EDITORIAUX 2005
Juillet 2005
Paris, 10 millions d’habitants :
appel aux collectivités territoriales de province !

Pour les collectivités territoriales, il n’est pas juste que Paris et l’Ile-de-France se voient attribuer davantage de moyens que les autres. Elles n’oublient pas que, si longtemps, la capitale s’est adjugée la part du lion. Et elles s’inquiètent de trouver les ressources dont elles ont besoin et qu’elles sont rarement en mesure de mobiliser elles-mêmes.

La compétition pour les ressources a changé grâce à la régionalisation, qui a rendu possible un bien meilleur équilibre entre les régions et a donné leur chance à des métropoles régionales. Ainsi ont été réorientés des flux importants d’équipements, sans que l’Ile-de-France ait pour autant été réellement pénalisée.

Mais voilà que s’affirme un fait nouveau, qui se dessinait depuis des années : deux groupes sont en train de se différencier parmi les très grandes villes des pays développés. D’un côté, les mégapoles de commandement, peu nombreuses, vibrantes d’activités et de richesses, sièges interconnectés du pouvoir mondial de décision : New York, Londres, Shanghai, Tokyo… De l’autre… les autres, parmi lesquelles certaines se battent farouchement (Barcelone…) pour s’imposer dans cette compétition darwinienne. Celles qui se sentent distancées sont à la recherche d’une vocation spécifique en tant que métropoles régionales… redoutant d’être instrumentalisées par les mégapoles.

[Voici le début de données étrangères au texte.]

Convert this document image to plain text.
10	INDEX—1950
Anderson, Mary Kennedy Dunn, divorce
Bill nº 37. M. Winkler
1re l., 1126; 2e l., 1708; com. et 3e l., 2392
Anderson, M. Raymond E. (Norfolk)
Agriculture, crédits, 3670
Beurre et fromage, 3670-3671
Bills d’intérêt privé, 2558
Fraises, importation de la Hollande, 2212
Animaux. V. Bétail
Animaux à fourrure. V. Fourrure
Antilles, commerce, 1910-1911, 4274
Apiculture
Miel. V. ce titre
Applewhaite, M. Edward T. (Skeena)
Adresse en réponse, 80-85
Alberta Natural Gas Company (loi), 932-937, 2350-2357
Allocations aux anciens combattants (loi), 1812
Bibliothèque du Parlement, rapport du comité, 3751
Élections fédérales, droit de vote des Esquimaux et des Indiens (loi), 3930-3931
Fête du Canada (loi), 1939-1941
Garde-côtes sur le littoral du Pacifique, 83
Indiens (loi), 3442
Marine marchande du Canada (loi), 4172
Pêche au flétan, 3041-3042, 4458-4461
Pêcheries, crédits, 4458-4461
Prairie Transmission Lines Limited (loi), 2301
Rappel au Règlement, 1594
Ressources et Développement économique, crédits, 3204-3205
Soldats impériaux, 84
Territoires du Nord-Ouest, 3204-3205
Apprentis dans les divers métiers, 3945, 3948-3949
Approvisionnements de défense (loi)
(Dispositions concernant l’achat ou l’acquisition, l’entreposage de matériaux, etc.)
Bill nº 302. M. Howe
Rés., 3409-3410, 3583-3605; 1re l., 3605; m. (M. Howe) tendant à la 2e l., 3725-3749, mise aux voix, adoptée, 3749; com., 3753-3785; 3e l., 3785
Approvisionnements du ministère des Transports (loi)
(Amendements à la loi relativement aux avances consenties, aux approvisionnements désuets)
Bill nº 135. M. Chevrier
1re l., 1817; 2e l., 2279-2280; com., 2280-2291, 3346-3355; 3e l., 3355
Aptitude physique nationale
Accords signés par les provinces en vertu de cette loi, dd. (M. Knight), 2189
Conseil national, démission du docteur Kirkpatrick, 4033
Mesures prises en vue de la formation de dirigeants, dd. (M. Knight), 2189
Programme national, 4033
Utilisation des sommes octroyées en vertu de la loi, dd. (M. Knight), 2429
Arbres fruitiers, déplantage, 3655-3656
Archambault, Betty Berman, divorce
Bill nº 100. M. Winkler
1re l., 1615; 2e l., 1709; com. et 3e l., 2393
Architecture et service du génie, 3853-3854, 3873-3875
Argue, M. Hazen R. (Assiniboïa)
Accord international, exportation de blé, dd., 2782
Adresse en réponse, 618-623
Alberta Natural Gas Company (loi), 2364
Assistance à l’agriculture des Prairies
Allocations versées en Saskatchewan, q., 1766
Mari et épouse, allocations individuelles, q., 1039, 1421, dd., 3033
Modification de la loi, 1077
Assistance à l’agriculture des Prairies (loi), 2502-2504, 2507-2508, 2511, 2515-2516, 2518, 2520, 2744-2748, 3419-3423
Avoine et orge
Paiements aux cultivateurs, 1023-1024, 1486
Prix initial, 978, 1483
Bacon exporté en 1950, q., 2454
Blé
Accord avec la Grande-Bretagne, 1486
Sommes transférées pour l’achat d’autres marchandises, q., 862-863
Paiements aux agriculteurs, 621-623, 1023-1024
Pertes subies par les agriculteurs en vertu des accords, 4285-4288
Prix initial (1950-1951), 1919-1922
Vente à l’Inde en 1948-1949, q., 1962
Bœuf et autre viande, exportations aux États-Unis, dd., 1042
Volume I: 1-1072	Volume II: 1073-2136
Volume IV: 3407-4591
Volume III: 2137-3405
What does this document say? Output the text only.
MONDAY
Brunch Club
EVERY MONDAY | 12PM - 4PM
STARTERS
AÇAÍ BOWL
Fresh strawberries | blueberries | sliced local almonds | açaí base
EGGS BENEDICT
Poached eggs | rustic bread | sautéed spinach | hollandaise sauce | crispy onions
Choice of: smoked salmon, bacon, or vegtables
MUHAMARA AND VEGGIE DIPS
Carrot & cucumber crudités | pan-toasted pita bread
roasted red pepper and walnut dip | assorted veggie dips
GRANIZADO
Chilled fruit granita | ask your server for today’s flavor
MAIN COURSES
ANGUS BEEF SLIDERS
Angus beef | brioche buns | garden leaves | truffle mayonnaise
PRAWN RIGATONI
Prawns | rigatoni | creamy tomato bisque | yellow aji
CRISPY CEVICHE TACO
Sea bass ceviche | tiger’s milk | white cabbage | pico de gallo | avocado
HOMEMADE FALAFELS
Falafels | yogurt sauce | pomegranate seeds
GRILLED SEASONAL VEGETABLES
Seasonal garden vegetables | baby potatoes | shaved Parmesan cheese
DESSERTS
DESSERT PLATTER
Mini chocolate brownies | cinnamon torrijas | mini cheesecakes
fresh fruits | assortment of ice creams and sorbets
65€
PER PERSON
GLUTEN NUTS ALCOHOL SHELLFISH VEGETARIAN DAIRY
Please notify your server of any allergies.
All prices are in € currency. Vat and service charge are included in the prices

Et Paris ? Il s’agit évidemment de l’agglomération, avec ses 10 millions d’habitants. Aujourd’hui, le destin hésite, malgré des atouts et des performances remarquables. Le rythme de développement n’est pas satisfaisant et les indices d’un décalage croissant se multiplient dangereusement : trop peu de centres de décision de grandes entreprises, de savoir-faire financier, de métiers rares et hautement rémunérés, voire de lieux culturels contemporains. Et déjà se répand cette nouvelle vocation proposée : Paris devrait devenir la métropole de l’aire continentale de l’Europe… Il faut affirmer haut et fort que si Paris renonçait à se vouloir mégapole de commandement, c’est toute la France et l’Europe qui en seraient durablement blessées ! Comment pourrions-nous alors prétendre rester « branchés », demeurer l’un de ces générateurs qui façonnent désormais le monde ?

Il est possible de faire quelque chose : localement, déployer, tous acteurs réunis, la stratégie de développement de Paris. Actuellement cette stratégie n’existe pas, elle ne peut se confondre avec celle de la Région Ile-de-France, ni bien entendu avec celles des collectivités – Ville de Paris, autres communes, départements… – qui se partagent le territoire de l’agglomération. Paris est l’unique grande capitale sans véritable projet ! Et pour ce qu’on sait des travaux préparatoires au Schéma Directeur, ce n’est pas demain qu’il en ira autrement. Ne comptons pas sur un ressaut francilien pour sauver Paris.

Comptons par contre sur les collectivités territoriales de province. Elles ont réfléchi et s’efforcent de préparer leur avenir. La différence que nous établissons entre mégapoles de commandement et simples métropoles, elles en savent la signification. Elles savent que leur propre avenir est désormais interdépendant de l’existence d’une mégapole proche et amicale pour, à travers celle-ci, demeurer présentes en acteurs dans les échanges mondiaux. Elles savent enfin que si les métropoles n’ont pas grand-chose à leur apporter (elles sont prédatrices pour leurs environnements), les mégapoles, denses et hautes, travaillent en réseau et complémentarité avec régions, villes et milieux ruraux.

C’est pourquoi nous plaidons en faveur de « Paris, 10 millions d’habitants » : c’est la masse critique, le niveau qui permet de construire et de mettre en œuvre une stratégie de développement qui n’a que trop tardé !

C’est pourquoi, dans cette réconciliation historique née d’une intelligence partagée des réalités du XXIe siècle, en attendant le jour où l’Ile-de-France s’éveillera… – nous plaidons pour que l’enjeu de « Paris, mégapole mondiale » soit porté par les régions, départements et villes de France.